2. Scientific/Technical Witness: Explains evidence and how it was obtained but does not form conclusions.

3. Expert Witness:

   • Provides opinions based on experience and reasoning.

   • Forms conclusions based on findings.

   • Four Conditions for Expert Witnesses:

     • Knowledge or skills

     • True expertise

     • Degree of certainty

     • Evidence-based facts

Key Legal Terms

• Spoliation: Destroying reports may be considered evidence tampering.

• Ethics: Internalized rules for performance measurement.

• Professional Conduct: External standards applied to forensic professionals.

• Rules of Evidence: Critical laws governing attorney and witness procedures.

Legal Proceedings & Testimony

1. Court Order of Events:

   1. Prosecution

   2. Defense

   3. Opening statements

   4. Plaintiff

   5. Defendant

   6. Rebuttal

   7. Closing arguments

   8. Jury instructions

2. Testimony Types

   • Direct Examination: Most important part of testimony.

   • Expert Witness Testimony: Most powerful.

   • Conflicting Out: Opposing attorneys preventing an expert from serving on a case.

   • Deposition:

     • No jury/judge, opposing attorneys preview testimony before trial.

     • Discovery Deposition: Part of the pre-trial discovery process.

     • Testimony Preservation Deposition: Records testimony for future use.

Search & Seizure in Digital Forensics

• Warrants Required for Law Enforcement: Private sector policy violations do not need warrants.
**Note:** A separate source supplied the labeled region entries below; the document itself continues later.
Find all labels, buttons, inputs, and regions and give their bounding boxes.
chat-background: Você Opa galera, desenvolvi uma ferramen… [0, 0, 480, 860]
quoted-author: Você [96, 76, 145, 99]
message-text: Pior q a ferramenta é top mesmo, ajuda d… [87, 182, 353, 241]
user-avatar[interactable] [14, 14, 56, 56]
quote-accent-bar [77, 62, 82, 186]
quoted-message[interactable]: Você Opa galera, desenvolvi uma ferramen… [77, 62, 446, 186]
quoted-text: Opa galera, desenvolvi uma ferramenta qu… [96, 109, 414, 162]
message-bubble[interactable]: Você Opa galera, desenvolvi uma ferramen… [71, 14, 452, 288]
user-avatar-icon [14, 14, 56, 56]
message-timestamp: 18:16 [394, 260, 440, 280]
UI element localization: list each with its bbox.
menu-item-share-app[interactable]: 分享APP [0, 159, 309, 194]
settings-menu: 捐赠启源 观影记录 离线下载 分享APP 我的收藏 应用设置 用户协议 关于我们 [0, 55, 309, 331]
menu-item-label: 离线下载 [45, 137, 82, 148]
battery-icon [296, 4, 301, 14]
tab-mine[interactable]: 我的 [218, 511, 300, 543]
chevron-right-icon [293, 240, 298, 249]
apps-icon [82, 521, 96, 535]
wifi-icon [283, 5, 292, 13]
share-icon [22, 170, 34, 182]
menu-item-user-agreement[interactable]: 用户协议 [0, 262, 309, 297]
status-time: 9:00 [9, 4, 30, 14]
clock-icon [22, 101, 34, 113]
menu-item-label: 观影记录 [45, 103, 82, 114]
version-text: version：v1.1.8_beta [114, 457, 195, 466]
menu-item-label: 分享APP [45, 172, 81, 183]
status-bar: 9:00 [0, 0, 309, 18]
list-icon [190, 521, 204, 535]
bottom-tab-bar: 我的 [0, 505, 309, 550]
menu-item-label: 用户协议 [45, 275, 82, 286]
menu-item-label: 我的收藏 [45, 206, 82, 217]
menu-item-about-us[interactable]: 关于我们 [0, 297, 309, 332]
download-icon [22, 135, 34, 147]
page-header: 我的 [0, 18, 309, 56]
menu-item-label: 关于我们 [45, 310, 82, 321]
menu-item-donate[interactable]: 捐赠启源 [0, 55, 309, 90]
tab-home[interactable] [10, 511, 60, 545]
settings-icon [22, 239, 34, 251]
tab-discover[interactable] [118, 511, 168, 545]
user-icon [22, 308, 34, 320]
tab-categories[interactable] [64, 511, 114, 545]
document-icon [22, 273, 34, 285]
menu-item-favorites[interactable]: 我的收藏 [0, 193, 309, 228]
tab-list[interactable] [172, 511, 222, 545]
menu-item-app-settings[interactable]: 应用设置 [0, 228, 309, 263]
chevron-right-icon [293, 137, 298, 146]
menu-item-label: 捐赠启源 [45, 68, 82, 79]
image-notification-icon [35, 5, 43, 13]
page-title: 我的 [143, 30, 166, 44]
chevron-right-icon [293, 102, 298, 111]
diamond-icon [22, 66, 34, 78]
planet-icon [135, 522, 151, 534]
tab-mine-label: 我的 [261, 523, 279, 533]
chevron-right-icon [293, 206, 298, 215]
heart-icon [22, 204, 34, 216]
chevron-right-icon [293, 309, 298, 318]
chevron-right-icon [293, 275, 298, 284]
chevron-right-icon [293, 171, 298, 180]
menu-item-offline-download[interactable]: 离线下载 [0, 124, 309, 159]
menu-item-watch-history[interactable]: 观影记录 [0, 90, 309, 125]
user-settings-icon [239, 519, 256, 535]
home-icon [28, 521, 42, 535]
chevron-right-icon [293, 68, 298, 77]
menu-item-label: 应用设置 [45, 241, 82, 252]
• Private Sector vs. Law Enforcement: Once police get involved, private-sector investigations must follow law enforcement protocols.

• Computer-Generated Records: Considered authentic if the program is functioning correctly.

• Digitally Stored Records: Must be authenticated and trustworthy before admission as evidence.

• Plain View Doctrine: Allows officers to seize objects in plain view without a warrant if they are lawfully present.